Big tech is notorious when it comes to the usage of customer data for advertising and tracking users across the web. The regulatory framework of the GDPR, or General Data Protection Regulation, in the EU aims to give users more control over their own data – and lays the groundwork for fining companies offering their services in the EU for breaching its articles. Even though the Ireland branch of WhatsApp is facing a fine of 267 million U.S. dollars for failing to live up to GDPR standards, it's not the biggest sum a company had to pay in the history of the GDPR.

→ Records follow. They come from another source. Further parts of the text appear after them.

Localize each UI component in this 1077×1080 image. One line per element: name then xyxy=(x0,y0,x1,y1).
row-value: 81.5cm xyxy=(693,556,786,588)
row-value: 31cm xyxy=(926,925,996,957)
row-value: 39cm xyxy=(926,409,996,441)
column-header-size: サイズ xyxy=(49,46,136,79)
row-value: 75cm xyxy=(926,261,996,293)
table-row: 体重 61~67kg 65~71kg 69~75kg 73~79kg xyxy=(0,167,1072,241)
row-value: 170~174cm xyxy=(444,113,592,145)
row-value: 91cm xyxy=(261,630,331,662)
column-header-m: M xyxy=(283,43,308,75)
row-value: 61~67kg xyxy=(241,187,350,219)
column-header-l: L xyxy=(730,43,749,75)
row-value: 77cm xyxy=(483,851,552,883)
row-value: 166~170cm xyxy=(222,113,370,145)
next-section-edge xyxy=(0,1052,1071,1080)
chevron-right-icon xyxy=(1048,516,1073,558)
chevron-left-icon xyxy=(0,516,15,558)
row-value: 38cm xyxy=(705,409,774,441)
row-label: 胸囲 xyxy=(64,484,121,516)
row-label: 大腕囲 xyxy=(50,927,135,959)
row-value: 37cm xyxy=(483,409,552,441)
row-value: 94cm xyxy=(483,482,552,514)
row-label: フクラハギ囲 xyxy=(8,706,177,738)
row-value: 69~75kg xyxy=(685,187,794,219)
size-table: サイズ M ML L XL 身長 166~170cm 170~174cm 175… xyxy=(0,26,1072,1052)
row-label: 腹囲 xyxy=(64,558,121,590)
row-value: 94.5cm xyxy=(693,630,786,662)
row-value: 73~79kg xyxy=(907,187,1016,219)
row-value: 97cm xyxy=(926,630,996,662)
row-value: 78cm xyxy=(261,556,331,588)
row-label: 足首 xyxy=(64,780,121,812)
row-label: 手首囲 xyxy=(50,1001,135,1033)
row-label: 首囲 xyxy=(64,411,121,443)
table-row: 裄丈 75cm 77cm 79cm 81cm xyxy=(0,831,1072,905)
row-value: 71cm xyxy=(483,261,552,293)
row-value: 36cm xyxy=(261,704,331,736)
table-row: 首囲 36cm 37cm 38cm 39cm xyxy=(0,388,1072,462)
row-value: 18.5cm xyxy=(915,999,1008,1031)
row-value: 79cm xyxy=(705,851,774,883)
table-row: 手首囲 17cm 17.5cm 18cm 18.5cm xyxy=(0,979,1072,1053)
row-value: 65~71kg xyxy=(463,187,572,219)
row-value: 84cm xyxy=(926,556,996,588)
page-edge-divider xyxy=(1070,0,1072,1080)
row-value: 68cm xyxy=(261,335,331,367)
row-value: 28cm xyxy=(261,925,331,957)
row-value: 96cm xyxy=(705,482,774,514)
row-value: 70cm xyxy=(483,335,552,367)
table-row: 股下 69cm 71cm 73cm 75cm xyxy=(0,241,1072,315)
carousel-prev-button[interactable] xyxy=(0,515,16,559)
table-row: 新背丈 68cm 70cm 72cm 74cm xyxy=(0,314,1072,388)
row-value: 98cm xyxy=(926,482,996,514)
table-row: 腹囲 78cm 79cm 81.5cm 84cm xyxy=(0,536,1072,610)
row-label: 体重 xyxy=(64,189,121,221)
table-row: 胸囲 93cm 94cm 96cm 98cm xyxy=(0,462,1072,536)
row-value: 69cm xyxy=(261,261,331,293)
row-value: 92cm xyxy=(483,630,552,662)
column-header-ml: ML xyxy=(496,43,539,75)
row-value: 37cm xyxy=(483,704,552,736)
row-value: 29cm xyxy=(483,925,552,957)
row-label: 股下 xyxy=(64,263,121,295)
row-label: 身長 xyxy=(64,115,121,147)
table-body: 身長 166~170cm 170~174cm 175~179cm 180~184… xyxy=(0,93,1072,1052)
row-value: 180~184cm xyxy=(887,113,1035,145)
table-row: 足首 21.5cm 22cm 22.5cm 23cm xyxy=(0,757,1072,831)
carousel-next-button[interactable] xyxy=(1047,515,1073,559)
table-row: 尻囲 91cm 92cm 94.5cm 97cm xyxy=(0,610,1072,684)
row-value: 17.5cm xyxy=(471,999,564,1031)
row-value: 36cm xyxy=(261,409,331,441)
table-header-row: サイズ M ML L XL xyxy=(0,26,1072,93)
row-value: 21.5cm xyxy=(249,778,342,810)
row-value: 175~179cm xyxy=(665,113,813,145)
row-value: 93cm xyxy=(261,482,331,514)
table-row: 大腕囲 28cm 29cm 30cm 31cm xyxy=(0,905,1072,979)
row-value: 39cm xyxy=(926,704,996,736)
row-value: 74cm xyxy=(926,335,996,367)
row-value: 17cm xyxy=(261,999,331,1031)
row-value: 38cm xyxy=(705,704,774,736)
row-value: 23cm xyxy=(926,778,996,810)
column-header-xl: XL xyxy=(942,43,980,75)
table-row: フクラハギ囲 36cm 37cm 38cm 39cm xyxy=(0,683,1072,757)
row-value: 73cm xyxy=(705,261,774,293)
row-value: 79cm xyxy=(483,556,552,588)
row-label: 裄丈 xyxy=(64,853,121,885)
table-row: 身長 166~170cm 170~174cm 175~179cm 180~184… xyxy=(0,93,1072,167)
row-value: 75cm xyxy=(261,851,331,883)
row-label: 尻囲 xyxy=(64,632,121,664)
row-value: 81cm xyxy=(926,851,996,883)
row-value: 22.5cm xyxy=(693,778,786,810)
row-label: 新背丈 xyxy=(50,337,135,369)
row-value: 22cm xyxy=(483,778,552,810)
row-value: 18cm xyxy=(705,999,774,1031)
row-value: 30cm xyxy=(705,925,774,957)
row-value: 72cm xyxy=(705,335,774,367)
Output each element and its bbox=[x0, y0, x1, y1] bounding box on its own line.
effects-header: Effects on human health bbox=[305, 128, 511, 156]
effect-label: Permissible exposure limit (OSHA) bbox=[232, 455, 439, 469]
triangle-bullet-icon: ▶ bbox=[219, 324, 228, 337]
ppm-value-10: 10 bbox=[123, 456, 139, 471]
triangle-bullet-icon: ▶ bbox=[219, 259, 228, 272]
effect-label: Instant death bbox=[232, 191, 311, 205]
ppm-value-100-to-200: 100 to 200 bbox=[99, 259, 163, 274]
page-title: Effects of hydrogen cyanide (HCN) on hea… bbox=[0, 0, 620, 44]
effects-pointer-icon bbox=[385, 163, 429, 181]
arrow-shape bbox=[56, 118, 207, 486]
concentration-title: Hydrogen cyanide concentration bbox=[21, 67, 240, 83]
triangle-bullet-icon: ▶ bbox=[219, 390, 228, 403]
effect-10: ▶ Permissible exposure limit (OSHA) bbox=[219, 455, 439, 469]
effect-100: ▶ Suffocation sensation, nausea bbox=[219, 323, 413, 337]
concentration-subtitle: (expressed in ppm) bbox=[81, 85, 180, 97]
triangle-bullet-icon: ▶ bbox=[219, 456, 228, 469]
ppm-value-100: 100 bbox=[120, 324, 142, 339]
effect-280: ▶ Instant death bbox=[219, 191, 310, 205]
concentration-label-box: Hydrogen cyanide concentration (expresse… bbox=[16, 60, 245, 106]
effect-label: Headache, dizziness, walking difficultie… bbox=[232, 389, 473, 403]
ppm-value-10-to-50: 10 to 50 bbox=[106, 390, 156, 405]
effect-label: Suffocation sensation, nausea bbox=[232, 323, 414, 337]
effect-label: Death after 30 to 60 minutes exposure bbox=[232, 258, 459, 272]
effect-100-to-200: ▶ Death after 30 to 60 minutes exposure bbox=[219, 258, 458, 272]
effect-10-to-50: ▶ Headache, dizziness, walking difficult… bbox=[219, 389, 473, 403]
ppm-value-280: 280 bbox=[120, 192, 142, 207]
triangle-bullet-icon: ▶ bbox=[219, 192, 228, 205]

As our chart shows, that questionable honor goes to Amazon, another member of GAFAM. In July of 2021, Luxembourg's data watch dog issued the European branch of the multi-billion dollar tech firm a fine of rougly 886 million U.S. dollars for the "non-compliance with general data processing principles" according to the GDPR Enforcement Tracker by CMS Law. The third place on the list of highest fines goes to Google, followed by Swedish fashion company H&M and Italian telco provider TIM.
The GDPR was instated on May 25th, 2018 as a replacement for the EU's Data Protection Directive from 1995, encompassing 99 articles. So far, the GDPR Enforcement Tracker lists 822 individual breaches of the GDPR regulations, although the data is most likely incomplete since not all fines are made public.